Un centre d'accueil pour réfugiés sur l'île grecque de Lesbos a été incendié samedi. Selon l'ONG suisse qui gérait le bâtiment, celui-ci a été "sérieusement endommagé", mais aucune victime n'a été rapportée.

Sous tension en raison d'une nouvelle vague de demandeurs d'asile, à Lesbos, l'hospitalité a fait place à l'hostilité. Dernier exemple en date : un centre d'accueil pour réfugiés a été incendié samedi 7 mars, ont constaté des correspondants de l'AFP.

Le bâtiment, géré par l'ONG suisse One Happy Family, "a été sérieusement endommagé, nous ne pouvons en dire davantage pour le moment", a indiqué une source au sein de l'ONG, qui n'a pas fait état de victimes.

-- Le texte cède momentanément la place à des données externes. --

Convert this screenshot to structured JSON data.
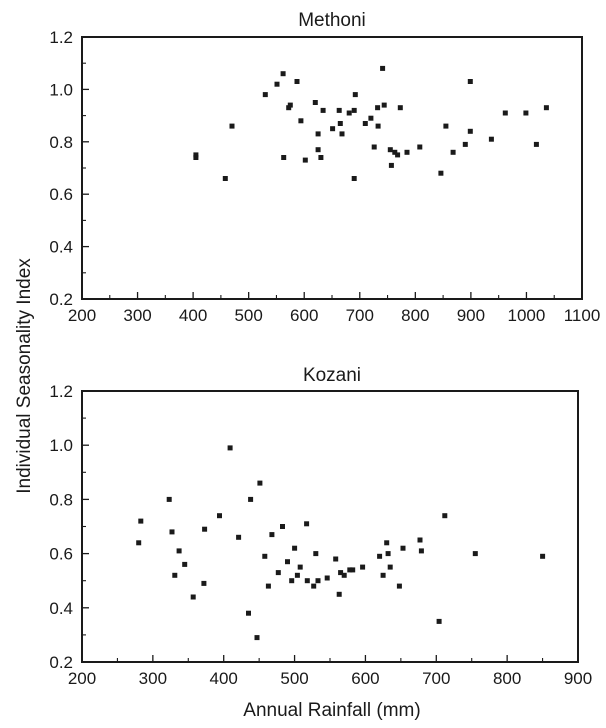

Des habitants de l'île et des membres de l'extrême droite grecque ont récemment protesté contre l'arrivée à Lesbos de plus de 1 700 migrants et réfugiés venus de Turquie, qui sont s'ajoutent aux quelque 38 000 déjà entassés dans des camps surpeuplés.

Dans un contexte marqué ces dernières semaines par l'opposition de la population locale à la mise en place de camps de rétention supplémentaires sur l'île, le nouvel afflux de canots chargés de migrants avait suscité une explosion de colère à l'encontre des travailleurs humanitaires et des journalistes en particulier.

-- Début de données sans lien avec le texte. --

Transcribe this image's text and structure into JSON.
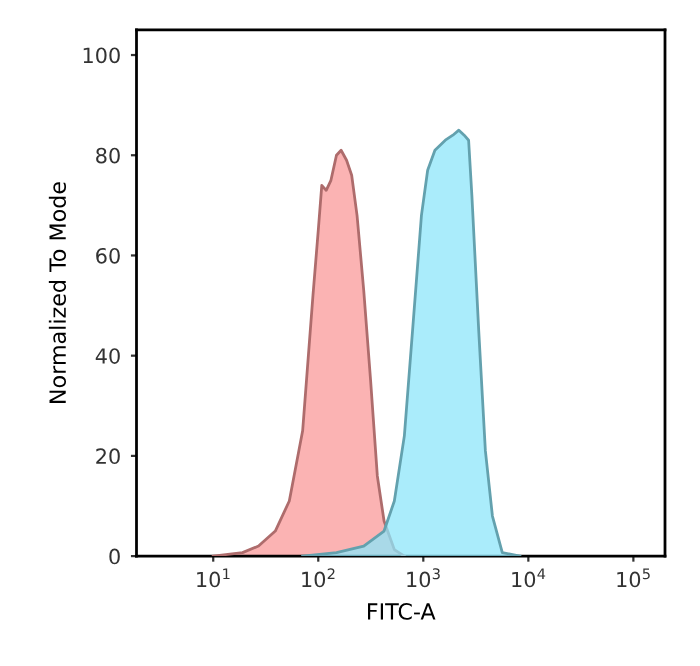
{
  "chart_data": {
    "type": "area",
    "xlabel": "FITC-A",
    "ylabel": "Normalized To Mode",
    "log": "x",
    "xlim": [
      1.86,
      200000
    ],
    "ylim": [
      0,
      105
    ],
    "xticks": [
      {
        "value": 10,
        "label": "10$^{1}$"
      },
      {
        "value": 100,
        "label": "10$^{2}$"
      },
      {
        "value": 1000,
        "label": "10$^{3}$"
      },
      {
        "value": 10000,
        "label": "10$^{4}$"
      },
      {
        "value": 100000,
        "label": "10$^{5}$"
      }
    ],
    "yticks": [
      0,
      20,
      40,
      60,
      80,
      100
    ],
    "grid": false,
    "legend": false,
    "series": [
      {
        "color": "#f99a9a",
        "x": [
          10,
          19,
          27,
          39,
          53,
          71,
          89,
          100,
          108,
          119,
          132,
          149,
          165,
          186,
          208,
          234,
          271,
          315,
          365,
          423,
          530,
          660
        ],
        "values": [
          0,
          0.7,
          2,
          5,
          11,
          25,
          52,
          65,
          74,
          73,
          75,
          80,
          81,
          79,
          76,
          68,
          53,
          35,
          16,
          7,
          1.3,
          0
        ]
      },
      {
        "color": "#8de6f9",
        "x": [
          71,
          149,
          271,
          423,
          530,
          660,
          790,
          960,
          1100,
          1290,
          1620,
          1910,
          2180,
          2450,
          2700,
          2900,
          3370,
          3900,
          4550,
          5650,
          8300
        ],
        "values": [
          0,
          0.7,
          2,
          5,
          11,
          24,
          45,
          68,
          77,
          81,
          83,
          84,
          85,
          84,
          83,
          72,
          45,
          21,
          8,
          0.7,
          0
        ]
      }
    ]
  }
}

Samedi, le ministère grec des Migrations a annoncé que deux nouveaux camps provisoires allaient être construits sur le continent, à Serres (nord) et dans la région d'Athènes, avec une capacité d'accueil de 1 000 places. Des habitants de la région de Serres ont manifesté cette semaine pour refuser cette installation, alors que circulait déjà la rumeur du choix de leur localité.

Vers une accalmie migratoire ?

Samedi, le président turc Recep Tayyip Erdogan a donné l'ordre aux gardes-côtes d'empêcher les migrants de traverser la mer Égée, indiquant une possible accalmie dans la crise migratoire entre la Turquie et l'Union européenne.

Le service des gardes-côtes turcs a par ailleurs assuré avoir sauvé jeudi 97 migrants en danger, accusant les Grecs d'avoir "dégonflé leurs trois bateaux et les avoir laissé dériver, à moitié en train de couler".

Ankara et Athènes échangent continuellement des accusations concernant les migrants, les Turcs dénonçant la brutalité des Grecs à l'encontre des migrants, les Grecs accusant la Turquie de les pousser et même de les aider à passer en Grèce.

De nouveaux heurts ont opposé samedi pendant plusieurs heures la police grecque et les migrants massés à la frontière avec la Turquie. La police a utilisé des gaz lacrymogènes et des canons à eau pour repousser les migrants qui tentaient de franchir les grilles au poste-frontière de Pazarkule (appelé Kastanies, côté grec). Ceux-ci leur jetaient des pierres et criaient "ouvrez les portes", selon des journalistes de l'AFP sur place.

Des milliers de migrants tentent de passer la frontière entre la Turquie et la Grèce depuis que le président turc a annoncé le 29 février qu'il cessait de respecter un accord de mars 2016 avec l'Union européenne prévoyant que les migrants restent en Turquie, en échange d'une aide financière européenne à Ankara.